We resolved the problem of choosing our data storage and then faced another issue. We used NodeJS as our main platform, the platform, together with SQS queues, didn’t provide the desired performance for us. Then we wrote simple prototypes for testing using Golang and Elixir (we hoped that Erlang with its lightweight threads helps us) we got some throughput increases, but still weren’t reaching the desired results and scalable solutions.

Results of our benchmark’s queue inserting time for 50K messages to queue was as follows:

  • NodeJS 1 thread = 95.408 sec
  • NodeJS 2 thread = 75.757 sec
  • Go = 35.564 sec

Elixir was about 2 times slower than NodeJS with 2 threads and the same kind of problem. So obviously, we needed to find ways to scale horizontally.

Split scheduled emails that are ready to send for different workers

Obviously, we needed to make our scheduling scalable and found a way to split all scheduled emails for workers. Workers should have the same role and know nothing about each other. It’s allowing us to run more workers on more servers when we need to process the largest amount of emails.

When workers are fully independent from each other, we decided to create one more component in our system.

The component is named Ranger and is responsible for splitting ranges for our workers. Each range shouldn’t intersect with other ranges.

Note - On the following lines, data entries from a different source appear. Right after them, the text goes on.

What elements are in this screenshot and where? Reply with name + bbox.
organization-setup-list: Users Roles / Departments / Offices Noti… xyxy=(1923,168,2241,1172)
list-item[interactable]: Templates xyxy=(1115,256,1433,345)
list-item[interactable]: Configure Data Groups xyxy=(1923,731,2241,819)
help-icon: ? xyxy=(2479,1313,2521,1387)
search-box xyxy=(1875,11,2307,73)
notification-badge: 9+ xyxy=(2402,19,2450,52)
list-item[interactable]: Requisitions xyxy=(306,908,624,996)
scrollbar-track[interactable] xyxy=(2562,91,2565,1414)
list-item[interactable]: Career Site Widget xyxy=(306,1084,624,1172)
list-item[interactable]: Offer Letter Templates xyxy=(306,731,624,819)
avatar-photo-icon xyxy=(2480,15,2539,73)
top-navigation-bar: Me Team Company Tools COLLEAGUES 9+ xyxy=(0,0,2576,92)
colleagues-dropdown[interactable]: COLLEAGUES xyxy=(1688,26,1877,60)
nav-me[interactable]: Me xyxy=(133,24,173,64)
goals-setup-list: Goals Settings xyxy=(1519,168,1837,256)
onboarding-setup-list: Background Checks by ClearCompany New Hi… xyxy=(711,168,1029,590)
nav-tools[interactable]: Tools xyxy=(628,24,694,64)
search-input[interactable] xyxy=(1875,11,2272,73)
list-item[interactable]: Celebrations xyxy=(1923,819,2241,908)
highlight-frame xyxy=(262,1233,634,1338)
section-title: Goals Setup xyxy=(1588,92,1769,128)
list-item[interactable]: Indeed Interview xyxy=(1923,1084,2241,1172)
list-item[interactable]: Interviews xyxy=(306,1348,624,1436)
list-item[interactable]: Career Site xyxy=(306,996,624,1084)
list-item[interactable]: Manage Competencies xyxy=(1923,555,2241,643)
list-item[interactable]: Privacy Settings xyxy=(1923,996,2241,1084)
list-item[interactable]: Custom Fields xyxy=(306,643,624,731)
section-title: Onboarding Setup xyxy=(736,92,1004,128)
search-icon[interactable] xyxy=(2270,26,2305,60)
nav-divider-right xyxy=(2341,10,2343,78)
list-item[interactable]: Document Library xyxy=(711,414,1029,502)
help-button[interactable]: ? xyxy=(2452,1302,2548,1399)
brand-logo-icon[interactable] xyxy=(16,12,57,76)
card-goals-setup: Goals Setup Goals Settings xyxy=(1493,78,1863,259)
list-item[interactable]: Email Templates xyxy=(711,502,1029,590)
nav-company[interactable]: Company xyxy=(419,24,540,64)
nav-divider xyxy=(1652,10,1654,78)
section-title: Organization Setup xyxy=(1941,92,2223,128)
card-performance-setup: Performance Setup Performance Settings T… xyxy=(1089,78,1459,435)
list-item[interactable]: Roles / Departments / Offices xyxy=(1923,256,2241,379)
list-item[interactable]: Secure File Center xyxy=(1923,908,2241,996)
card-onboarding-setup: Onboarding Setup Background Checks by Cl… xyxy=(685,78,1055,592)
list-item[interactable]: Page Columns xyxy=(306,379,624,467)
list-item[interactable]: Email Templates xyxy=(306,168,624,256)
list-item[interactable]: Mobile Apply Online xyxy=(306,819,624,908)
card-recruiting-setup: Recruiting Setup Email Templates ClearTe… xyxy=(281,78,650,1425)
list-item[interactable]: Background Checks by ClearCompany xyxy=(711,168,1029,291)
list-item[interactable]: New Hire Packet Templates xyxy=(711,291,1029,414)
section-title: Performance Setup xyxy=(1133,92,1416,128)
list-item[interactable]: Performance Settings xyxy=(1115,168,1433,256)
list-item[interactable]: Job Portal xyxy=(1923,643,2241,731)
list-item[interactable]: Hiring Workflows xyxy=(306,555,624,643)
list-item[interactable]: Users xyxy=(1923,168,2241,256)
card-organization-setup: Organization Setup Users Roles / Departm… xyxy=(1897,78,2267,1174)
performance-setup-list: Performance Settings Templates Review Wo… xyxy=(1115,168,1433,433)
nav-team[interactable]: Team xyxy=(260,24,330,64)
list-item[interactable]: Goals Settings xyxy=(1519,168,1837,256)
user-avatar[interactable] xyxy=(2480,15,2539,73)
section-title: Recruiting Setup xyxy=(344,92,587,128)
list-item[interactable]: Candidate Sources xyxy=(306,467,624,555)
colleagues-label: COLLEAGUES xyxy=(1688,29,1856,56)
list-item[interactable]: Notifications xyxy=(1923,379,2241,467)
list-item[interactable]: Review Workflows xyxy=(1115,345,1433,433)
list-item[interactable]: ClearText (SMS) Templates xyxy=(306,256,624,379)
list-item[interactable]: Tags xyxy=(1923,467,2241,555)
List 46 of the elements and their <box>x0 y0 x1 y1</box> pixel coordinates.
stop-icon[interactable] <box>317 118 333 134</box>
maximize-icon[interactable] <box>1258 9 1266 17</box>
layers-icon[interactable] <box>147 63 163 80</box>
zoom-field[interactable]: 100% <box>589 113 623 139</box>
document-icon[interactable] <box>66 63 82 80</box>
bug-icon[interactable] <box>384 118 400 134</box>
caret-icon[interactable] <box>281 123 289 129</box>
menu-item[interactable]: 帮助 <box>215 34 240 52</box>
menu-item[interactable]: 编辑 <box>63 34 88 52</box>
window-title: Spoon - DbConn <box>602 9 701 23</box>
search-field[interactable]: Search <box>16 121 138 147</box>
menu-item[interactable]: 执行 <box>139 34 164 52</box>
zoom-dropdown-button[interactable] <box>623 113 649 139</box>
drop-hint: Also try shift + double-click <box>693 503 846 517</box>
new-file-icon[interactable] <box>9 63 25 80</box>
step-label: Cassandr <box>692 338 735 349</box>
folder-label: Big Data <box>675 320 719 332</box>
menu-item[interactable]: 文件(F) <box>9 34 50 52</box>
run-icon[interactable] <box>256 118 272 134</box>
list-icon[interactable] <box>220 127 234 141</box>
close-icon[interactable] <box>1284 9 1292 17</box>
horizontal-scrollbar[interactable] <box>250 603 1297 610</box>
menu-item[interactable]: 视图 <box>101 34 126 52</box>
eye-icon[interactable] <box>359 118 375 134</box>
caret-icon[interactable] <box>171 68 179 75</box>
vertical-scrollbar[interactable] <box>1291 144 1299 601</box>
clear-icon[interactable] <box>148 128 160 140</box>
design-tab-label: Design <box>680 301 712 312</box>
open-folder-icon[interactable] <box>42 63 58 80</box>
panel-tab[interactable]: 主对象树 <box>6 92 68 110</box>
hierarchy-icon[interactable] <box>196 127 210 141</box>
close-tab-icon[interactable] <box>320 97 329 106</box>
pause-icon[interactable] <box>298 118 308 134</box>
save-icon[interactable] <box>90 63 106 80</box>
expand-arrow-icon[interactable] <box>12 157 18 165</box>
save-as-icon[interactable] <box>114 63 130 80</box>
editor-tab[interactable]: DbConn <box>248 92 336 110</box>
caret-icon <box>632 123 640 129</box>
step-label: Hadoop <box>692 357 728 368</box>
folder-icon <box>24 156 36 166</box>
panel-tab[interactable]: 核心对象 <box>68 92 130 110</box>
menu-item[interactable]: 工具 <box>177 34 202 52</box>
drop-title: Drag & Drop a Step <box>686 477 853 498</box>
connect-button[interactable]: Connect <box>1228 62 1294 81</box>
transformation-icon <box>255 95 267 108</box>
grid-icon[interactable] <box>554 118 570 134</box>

With Ranger and Clickhouse working together, we created the following architecture for our scheduling feature:

  1. Emails send to REST API, and if a parameter with a future send date exists, API puts the email to Messaging Queue.
  2. Write to the consumer processing the Queue and save all emails inside Clickhouse database.
  3. Ranger runs query for fetching emails and the query contains the following steps: Records filtered by send date and each time we fetch all records that are ready in that moment. Filter records by time-created range, we need only those that weren’t affected by the previous step. For that, we fetch only records that have a date greater than biggest date from previous execution. Aggregate results by CreatedTime and COUNT function.
  4. Set first fetched date as DateFrom for query.
  5. Wait for full batch size and set last date as DateTo.
  6. Update Date to as last processed range.
  7. Send range to Queue for processing by worker.
  8. Consumer pulls a Queue with ranges and fetches by CreatedTime emails for sending to user.
  9. Each email sends to target user.

scheduled emails scheme

Avoid duplication

AWS SQS service promises not less than one delivery for a Standard Queue. this means that sometimes we can obtain one message on two workers and send our email twice. Since each message can contain multiple emails (our current batch size contains 5K) we need to organize duplicate handling.

For that, we have the Redis database and we store each SQS messageID as a Redis key. The keys have an expiration date that's equal to message visibility timeout in the Queue. When a consumer obtains a new message from SQS, he checks for an existing messageID in Redis. If the message already exists, the consumer skips this one.

Conclusion

Using ClickHouse and AWS Simple Queue Service, we build a scalable scheduling system for delivering emails. These flows and tools can be applied to any actions that could be scheduled, not just for emails.

At the moment, we can fetch 335K records per second, filtering by ready date takes 0.1 seconds for 5M database set (including network latency), and workers that process the emails can easily scale horizontally for the desired throughput.